Ah, visto che mi sembra di capire che almeno ogni tanto scendi giù a Milano e visto che probabilmente ti piace Hopper (se il mio dedurre non va errando), se ti può interessare è in mostra nella metropoli fino agli ultimi di Gennaio.

Sempre più in ot (AAA cercasi post arte-pittura :P): fantastico 'Giuditta e Oloferne' secondo quel mago dei chiari e scuri, però guardati anche, se non la conosci già, la versione di Artemisia Gentileschi: quanto a forza e crudezza ne insegna a buso al caro Caravaggio! Eh, grande esemplare di donna a tutto tondo quella!

E, dato che mi piacciono i melting pot, cambio nuovamente argomento: ho premuto 'visit my shelf'...
and I visited your shelf and I saw that you'd like to read Una donna by Sibilla Aleramo and now I tell you 'read it!'. Ovviamente è un imperativo di suggerimento (da me ora inventato), però io te lo consiglio. Per dirti: ci feci anche parte della tesina liceale.

Passo e chiudo
ari

Anonimo ha detto...

p.s..che in realtà sarebbe un alter più che un post scriptum..
quindi
a.s: oh, grazie!grazie per avermi citata^^ (mo ho ripreso con gli smile). Se autocitarsi è quasi necessario (Cechov insegna), essere citati è sempre bello...e fa bene all'orgoglio!
ari...la noiosa XD

music has the right ha detto...

Ora del tuo commento: 4.49.
Ora della mia replica: 6.40

argh.

Posso risponderti meglio domani?
O, anzi, rilancio: andiamo assieme a hoppare in un futuro [artistico, musicale, lesbico, ironico, 'nzomma, basta che sia futuro] migliore?

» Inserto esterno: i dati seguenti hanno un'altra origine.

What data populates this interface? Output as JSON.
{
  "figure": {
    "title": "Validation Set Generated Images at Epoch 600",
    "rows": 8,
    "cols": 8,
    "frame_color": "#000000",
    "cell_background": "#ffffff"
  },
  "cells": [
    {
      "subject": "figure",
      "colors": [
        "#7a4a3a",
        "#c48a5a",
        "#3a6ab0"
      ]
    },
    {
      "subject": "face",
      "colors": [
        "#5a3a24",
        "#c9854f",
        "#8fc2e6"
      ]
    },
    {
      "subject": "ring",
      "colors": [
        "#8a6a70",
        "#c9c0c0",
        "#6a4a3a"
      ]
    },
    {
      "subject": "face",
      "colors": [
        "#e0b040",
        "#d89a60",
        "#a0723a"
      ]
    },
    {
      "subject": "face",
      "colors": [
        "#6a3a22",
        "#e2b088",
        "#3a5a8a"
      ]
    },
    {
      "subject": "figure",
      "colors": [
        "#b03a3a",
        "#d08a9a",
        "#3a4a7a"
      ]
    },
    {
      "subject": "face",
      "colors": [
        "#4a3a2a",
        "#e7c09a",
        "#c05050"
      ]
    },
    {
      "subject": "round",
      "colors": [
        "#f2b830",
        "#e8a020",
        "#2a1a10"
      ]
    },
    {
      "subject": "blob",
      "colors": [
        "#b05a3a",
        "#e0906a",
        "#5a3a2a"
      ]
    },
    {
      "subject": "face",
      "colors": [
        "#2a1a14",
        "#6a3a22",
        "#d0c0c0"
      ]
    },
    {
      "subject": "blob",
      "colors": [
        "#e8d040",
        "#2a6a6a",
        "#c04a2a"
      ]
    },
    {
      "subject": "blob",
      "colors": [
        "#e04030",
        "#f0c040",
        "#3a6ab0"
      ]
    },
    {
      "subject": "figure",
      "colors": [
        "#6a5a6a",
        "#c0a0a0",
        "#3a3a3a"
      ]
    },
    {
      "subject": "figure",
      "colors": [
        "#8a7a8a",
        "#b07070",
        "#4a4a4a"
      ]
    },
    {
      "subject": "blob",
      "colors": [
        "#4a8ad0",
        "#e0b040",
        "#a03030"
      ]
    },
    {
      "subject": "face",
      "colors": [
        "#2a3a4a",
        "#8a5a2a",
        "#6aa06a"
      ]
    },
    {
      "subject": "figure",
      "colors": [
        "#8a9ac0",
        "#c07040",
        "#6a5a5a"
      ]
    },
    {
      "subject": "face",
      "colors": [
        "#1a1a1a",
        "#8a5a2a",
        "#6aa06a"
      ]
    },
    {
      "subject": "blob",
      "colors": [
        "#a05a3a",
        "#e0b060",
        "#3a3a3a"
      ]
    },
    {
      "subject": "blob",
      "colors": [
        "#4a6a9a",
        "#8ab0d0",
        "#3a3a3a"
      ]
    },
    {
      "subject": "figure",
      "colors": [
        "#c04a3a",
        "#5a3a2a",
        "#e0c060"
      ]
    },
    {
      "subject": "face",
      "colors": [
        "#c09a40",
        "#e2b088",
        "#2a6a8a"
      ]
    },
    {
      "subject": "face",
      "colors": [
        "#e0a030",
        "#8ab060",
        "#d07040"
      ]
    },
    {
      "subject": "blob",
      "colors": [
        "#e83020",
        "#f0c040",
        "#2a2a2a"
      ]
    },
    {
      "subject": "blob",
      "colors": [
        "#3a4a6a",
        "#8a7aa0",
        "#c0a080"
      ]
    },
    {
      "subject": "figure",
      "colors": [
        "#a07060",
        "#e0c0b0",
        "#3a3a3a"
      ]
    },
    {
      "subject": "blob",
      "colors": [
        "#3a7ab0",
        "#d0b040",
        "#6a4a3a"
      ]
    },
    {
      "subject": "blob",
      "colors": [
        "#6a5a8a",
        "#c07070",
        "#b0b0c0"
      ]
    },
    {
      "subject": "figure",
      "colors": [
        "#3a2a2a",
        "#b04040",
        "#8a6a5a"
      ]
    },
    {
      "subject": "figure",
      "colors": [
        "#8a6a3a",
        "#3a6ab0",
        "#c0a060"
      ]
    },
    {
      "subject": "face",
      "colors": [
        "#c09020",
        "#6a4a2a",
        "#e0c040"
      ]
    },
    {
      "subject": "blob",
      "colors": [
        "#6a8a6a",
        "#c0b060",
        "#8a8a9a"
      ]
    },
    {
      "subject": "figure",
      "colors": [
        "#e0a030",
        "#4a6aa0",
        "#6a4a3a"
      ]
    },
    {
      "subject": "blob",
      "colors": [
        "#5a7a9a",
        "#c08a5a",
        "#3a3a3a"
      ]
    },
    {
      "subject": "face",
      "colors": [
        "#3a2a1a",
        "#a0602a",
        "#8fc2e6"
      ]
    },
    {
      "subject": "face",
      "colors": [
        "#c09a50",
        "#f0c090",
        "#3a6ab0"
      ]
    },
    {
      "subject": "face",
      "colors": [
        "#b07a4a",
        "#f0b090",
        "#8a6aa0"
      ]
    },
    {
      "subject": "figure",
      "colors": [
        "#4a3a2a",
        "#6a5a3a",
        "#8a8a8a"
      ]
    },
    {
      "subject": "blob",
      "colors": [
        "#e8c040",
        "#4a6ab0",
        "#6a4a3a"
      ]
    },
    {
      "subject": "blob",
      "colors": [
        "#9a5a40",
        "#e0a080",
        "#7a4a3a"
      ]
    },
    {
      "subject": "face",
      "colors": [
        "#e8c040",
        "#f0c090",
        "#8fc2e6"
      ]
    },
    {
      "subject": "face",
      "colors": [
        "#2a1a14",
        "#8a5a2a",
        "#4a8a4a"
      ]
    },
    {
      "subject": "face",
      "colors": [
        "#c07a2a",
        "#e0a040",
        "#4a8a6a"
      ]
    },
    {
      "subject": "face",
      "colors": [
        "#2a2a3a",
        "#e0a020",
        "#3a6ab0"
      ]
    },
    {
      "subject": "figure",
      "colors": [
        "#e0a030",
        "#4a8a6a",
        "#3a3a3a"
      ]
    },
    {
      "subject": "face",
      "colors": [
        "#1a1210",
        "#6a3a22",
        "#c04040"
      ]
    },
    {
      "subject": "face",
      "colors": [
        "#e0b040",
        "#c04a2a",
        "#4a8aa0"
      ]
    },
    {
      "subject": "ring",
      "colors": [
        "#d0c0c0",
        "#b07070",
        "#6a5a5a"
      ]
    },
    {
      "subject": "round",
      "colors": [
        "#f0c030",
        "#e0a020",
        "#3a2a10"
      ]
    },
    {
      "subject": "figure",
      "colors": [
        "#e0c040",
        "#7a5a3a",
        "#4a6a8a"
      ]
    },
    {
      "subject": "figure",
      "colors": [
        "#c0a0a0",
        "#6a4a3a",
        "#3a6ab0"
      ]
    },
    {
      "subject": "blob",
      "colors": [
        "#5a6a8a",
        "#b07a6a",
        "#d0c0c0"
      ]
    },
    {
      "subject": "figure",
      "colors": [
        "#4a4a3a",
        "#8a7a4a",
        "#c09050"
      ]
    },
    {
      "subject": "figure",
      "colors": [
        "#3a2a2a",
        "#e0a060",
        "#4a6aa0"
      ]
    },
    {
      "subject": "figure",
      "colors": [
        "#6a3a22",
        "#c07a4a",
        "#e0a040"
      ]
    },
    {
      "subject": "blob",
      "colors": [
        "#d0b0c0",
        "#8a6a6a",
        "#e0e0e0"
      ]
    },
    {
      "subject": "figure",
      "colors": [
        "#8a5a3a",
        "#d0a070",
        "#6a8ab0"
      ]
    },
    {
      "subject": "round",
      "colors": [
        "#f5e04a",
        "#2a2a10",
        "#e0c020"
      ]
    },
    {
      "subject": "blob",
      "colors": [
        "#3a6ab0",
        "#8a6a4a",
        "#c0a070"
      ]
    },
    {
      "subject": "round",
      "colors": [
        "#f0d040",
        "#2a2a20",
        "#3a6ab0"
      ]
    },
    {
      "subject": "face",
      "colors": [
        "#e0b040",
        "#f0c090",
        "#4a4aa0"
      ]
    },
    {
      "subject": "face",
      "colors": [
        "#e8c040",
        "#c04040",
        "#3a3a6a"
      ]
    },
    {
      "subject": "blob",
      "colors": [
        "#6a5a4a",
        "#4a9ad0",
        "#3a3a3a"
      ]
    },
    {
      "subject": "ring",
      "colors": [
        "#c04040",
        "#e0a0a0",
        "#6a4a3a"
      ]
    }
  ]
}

(lo so, faceva ribrezzo questa battuta ma, ribadisco, è l'ora in cui si svegliano i ragionieri-muratori-cornacchie e in cui vado a letto io)

Ho delle lettrici fantastiche, questo è certo. Andrò a letto felice.

p.s. non mi dimentico di risponderti, néééé! Buonanotte, Ari.
Ma soprattutto: Buonanotte, care amiche della notte. Quando un giorno vista l'ora è appena finito e un nuovo giorno è appena incominciato.